Emergency Body CT > Contrast Reactions > Contrast Reactions (1)


Contrast Reactions (1)

The overall incidence of adverse affects from IV contrast administration varies from 1-2% for non-ionic agents to 5% for ionic agents. The incidence of severe reactions range from 0.01% for non-ionics to 0.1% for ionics.

Possible reactions to IV contrast include: nausea, vomiting, urticaria, vasovagal response, laryngospasm, seizures, bronchospasm, cardiac arrythmias, and cardiovascular collapse.

Recommended treatment protocols (ACR Manual for Contrast Media, 4th Edition) for some of the more serious reactions are as follows:

Urticaria
1) Discontinue injection if not completed.
2) No treatment needed in most cases. Observe for progression of symptoms.
3) H1-receptor blocker: Dephenhydramine (Bendadryl) PO/IM/IV 25-50 mg or Hydroxyzine (Vistaryl) PO/IM/IV 25-50 mg H2-receptor blocker may be added.
4) If severe or widely disseminated: Epinephrine SC (1:1000) 0.1-0.3 ml (=0.1-0.3 mg) (if no cardiac contraindications)

Facial or Laryngeal Edema
1) Alpha agonist Epinephrine SC (1:1000) 0.1-0.3 ml (=0.1-0.3 mg) or If hypotension is evident, Epinephrine (1:10,000) slowly IV 1.0 ml (=0.1 mg) Repeat as necessary up to a maximum of 1.0 mg
2) Oxygen 6-10 L/min (via mask)

If not responsive to therapy or obvious acute laryngeal edema, seek appropriate assistance.

Bronchospasm
1) Oxygen 6-10 L/min (via mask)
2) Monitor: EKG, O2 saturation, and blood pressure
3) Beta-agonist inhalers [metaproterenol (Alupent), albuterol (Proventil)]
4) Epinephrine SC (1:1,000) 0.1-0.3 ml (=0.1-0.3 mg) If hypotension is present, Epinephrine (1:10,000) slowly IV 1.0 ml (=0.1mg)

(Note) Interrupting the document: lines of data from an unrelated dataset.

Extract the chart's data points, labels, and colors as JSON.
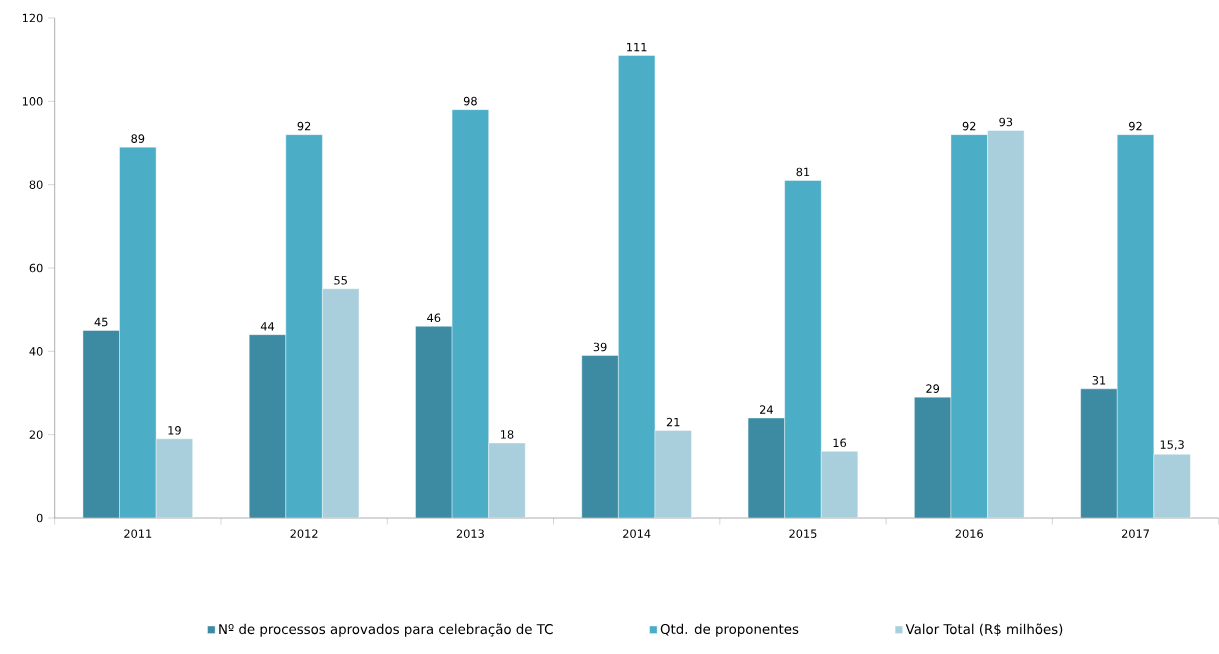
{
  "chart_data": {
    "type": "bar",
    "categories": [
      "2011",
      "2012",
      "2013",
      "2014",
      "2015",
      "2016",
      "2017"
    ],
    "series": [
      {
        "name": "Nº de processos aprovados para celebração de TC",
        "color": "#3d8ba3",
        "values": [
          45,
          44,
          46,
          39,
          24,
          29,
          31
        ],
        "value_labels": [
          "45",
          "44",
          "46",
          "39",
          "24",
          "29",
          "31"
        ]
      },
      {
        "name": "Qtd.  de proponentes",
        "color": "#4badc6",
        "values": [
          89,
          92,
          98,
          111,
          81,
          92,
          92
        ],
        "value_labels": [
          "89",
          "92",
          "98",
          "111",
          "81",
          "92",
          "92"
        ]
      },
      {
        "name": "Valor Total (R$ milhões)",
        "color": "#a9cfdc",
        "values": [
          19,
          55,
          18,
          21,
          16,
          93,
          15.3
        ],
        "value_labels": [
          "19",
          "55",
          "18",
          "21",
          "16",
          "93",
          "15,3"
        ]
      }
    ],
    "ylim": [
      0,
      120
    ],
    "yticks": [
      0,
      20,
      40,
      60,
      80,
      100,
      120
    ],
    "grid": false,
    "legend": "bottom"
  }
}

Repeat as needed up to a maximum of 1.0 mg

Hypotension with Tachycardia
1) Legs elevated or Trendelenburg position
2) Monitor: EKG, pulse oximetry, blood pressure
3) Oxygen 6-10 L/min (via mask)
4) Rapid administration of large volumes of isotonic Ringer's lactate or normal saline

If poorly responsive:
Epinephrine (1:10,000) slowly IV 1.0 ml (=0.1 mg)
Repeat as needed up to a maximum of 1.0 mg
If still poorly responsive:
CALL CODE

Hypotension with Bradycardia
1) Legs elevated or Trendelenburg position
2) Monitor patient's vital signs
3) Oxygen 6-10 L/min (via mask)
4) Fluid replacement with Ringer's lactate or normal saline
5) Atropine 0.6-1.0 mg IV slowly, may repeat up to a maximum of 2-3mg in an adult

Seizure
1) Consider diazepam (Valium) 5.0 mg IV or midazolam (Versed) 2.5 mg IV
2) Oxygen 6-10 L/min (via mask)
3) If longer effect needed, obtain consultation.
4) Monitor vital signs - if caused by hypotension, treat hypotension.